Terkini.id - Ekonom senior Indonesia, Faisal Basri kembali mengungkapkan kekesalannya terhadap kebijakan hilirisasi nikel yang justru banyak menguntungkan investor asing dan bukannya mensejahterakan rakyat Indonesia.
Faisal Basri bahkan menyampaikan beberapa kebijakan pemerintah terkait hilirasi tambang sebagai bentuk ketololan negara.
Beberapa alasannya adalah, investasi yang besar-besaran dan aktivitas ekspor dari hilirisasi itu seharusnya mengangkat devisa Indonesia dan berefek pada penguatan mata uang rupiah. Namun dalam beberapa tahun terakhir, rupiah terus merosot.
Selain itu, kata dia, keuntungan hilirisasi nikel cuma dinikmati oleh buruh atau pekerja. Keuntungan lain, dinikmati oleh pengusaha yang notabene adalah pengusaha asing. Dan kemungkinan uangnya tidak disimpan di Indonesia.
Faisal Basri menduga duit hasil keuntungan hilirisasi tambang itu disimpan di Singapura, mengingat bunga dolar lebih tinggi di negara itu. Apalagi, Indonesia menganut rezim devisa bebas, yang membuat orang-orang asing bebas membawa keluar uangnya.
"Kalau ekspornya Rp510 triliun (nilai ekspor produk nikel tahun 2022) itu harusnya ngefek harusnya ke nilai tukar rupiah. Lihat nilai tukar rupiah, merosot terus. karena uangnya dibawa keluar. Keuntungannya mereka bawa ke negaranya. Apalagi bunga dolar lebih tinggi di Singapura," ungkap dia dalam tayangan Publikasi Kajian 'Peran Perusahaan Multinasional dalam Hilirisasi Nikel di Indonesia', pada Selasa 26 September 2023.

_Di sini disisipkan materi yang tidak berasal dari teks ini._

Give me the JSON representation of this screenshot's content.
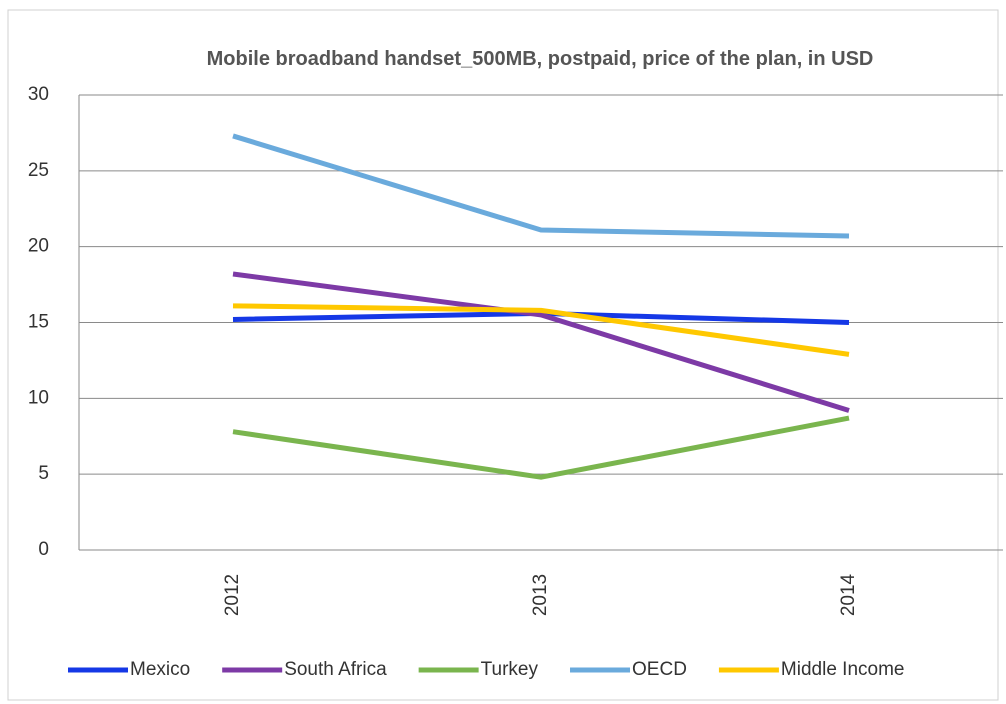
{
  "chart_data": {
    "type": "line",
    "title": "Mobile broadband handset_500MB, postpaid, price of the plan, in USD",
    "categories": [
      "2012",
      "2013",
      "2014"
    ],
    "series": [
      {
        "name": "Mexico",
        "color": "#1538e6",
        "values": [
          15.2,
          15.6,
          15.0
        ]
      },
      {
        "name": "South Africa",
        "color": "#7d3aa6",
        "values": [
          18.2,
          15.5,
          9.2
        ]
      },
      {
        "name": "Turkey",
        "color": "#7ab54e",
        "values": [
          7.8,
          4.8,
          8.7
        ]
      },
      {
        "name": "OECD",
        "color": "#6aaadc",
        "values": [
          27.3,
          21.1,
          20.7
        ]
      },
      {
        "name": "Middle Income",
        "color": "#ffc800",
        "values": [
          16.1,
          15.8,
          12.9
        ]
      }
    ],
    "ylim": [
      0,
      30
    ],
    "yticks": [
      0,
      5,
      10,
      15,
      20,
      25,
      30
    ],
    "grid": true,
    "legend": "bottom"
  }
}
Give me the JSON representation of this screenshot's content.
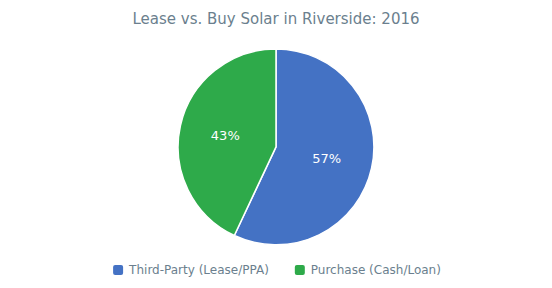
{
  "chart_data": {
    "type": "pie",
    "title": "Lease vs. Buy Solar in Riverside: 2016",
    "categories": [
      "Third-Party (Lease/PPA)",
      "Purchase (Cash/Loan)"
    ],
    "values": [
      57,
      43
    ],
    "value_labels": [
      "57%",
      "43%"
    ],
    "colors": [
      "#4472C4",
      "#2EAA4A"
    ],
    "data_labels": true,
    "legend": "bottom"
  }
}
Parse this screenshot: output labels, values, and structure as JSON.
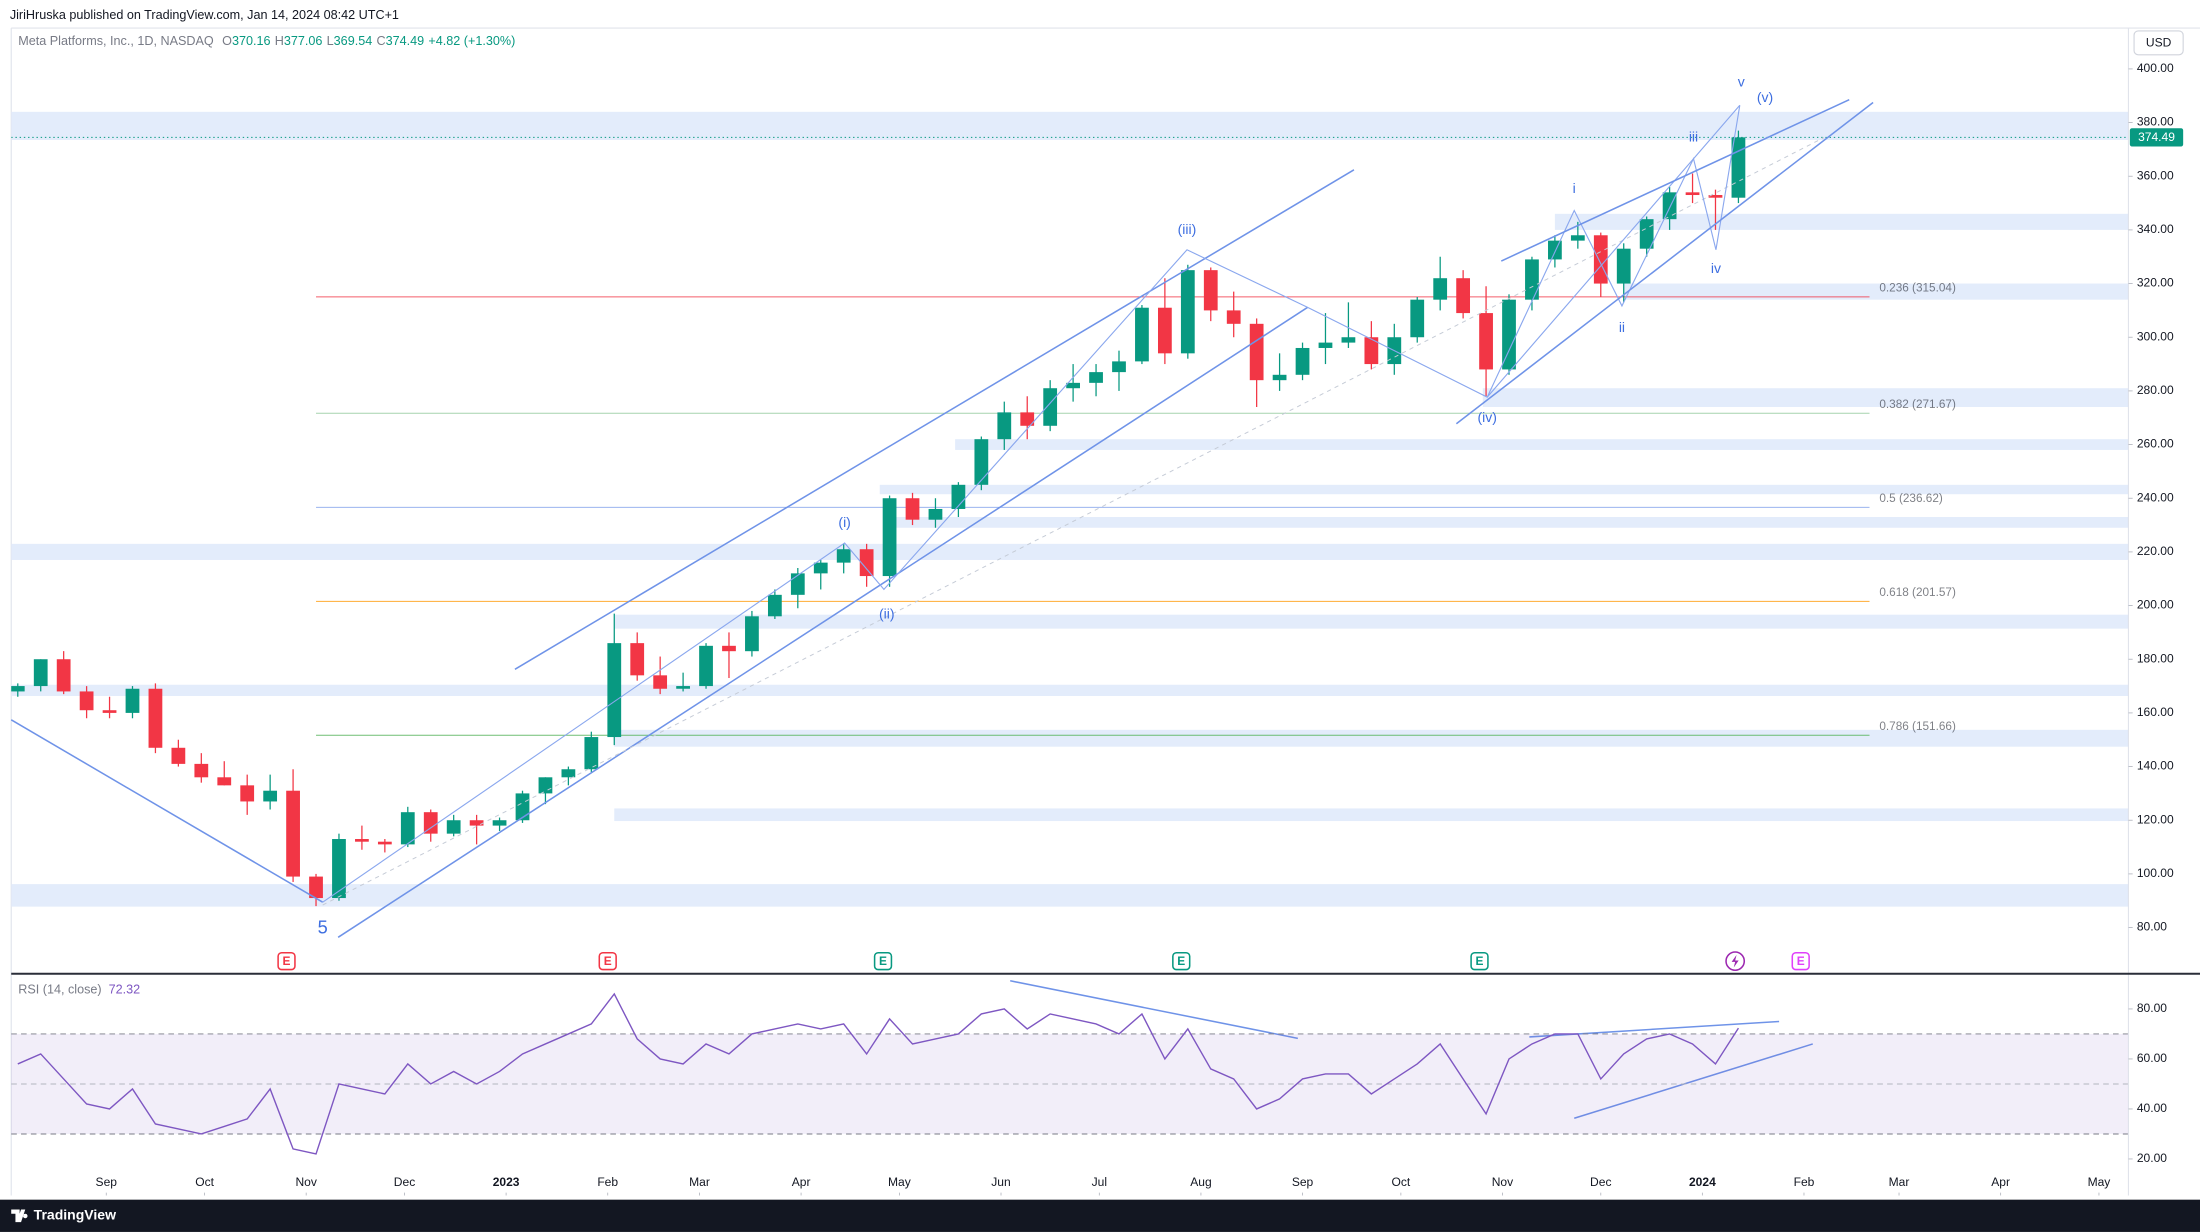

"Kita menganut devisa bebas. Beda dengan China. Di China, orang Indonesia investasi di China, untungnya nda boleh dibawa otomatis ke Indonesia. Kita bebas," ungkapnya.
Menurut dia, pemerintah terlalu murah dan memberi karpet merah ke pengusaha asing di industri nikel.
"Dikasih harga murah, pajak ekspornya nol. Yang kita dapat (untung) tinggal buruh sama pendapatan sewa tanah, PBB. Faktanya, buruh China gajinya Rp17 juta hingga Rp24 juta.
Itu pun, menurut dia, rata-rata pekerja China menggunakan visa turis, bukan visa pekerja. "Jadi ibaratnya, Morowali itu seperti menjadi provinsi kesekiannya China. Seperti negeri Wakanda, di mana hukum ketenagakerjaan Indonesia tidak berlaku di sana," ungkapnya lagi.
"Jadi menurut saya, ini adalah bentuk ketololan luar biasa dari negara, bukan kecerdasan. Karena kalau negara cerdas, harusnya dapatnya lebih bagus," ungkapnya lagi.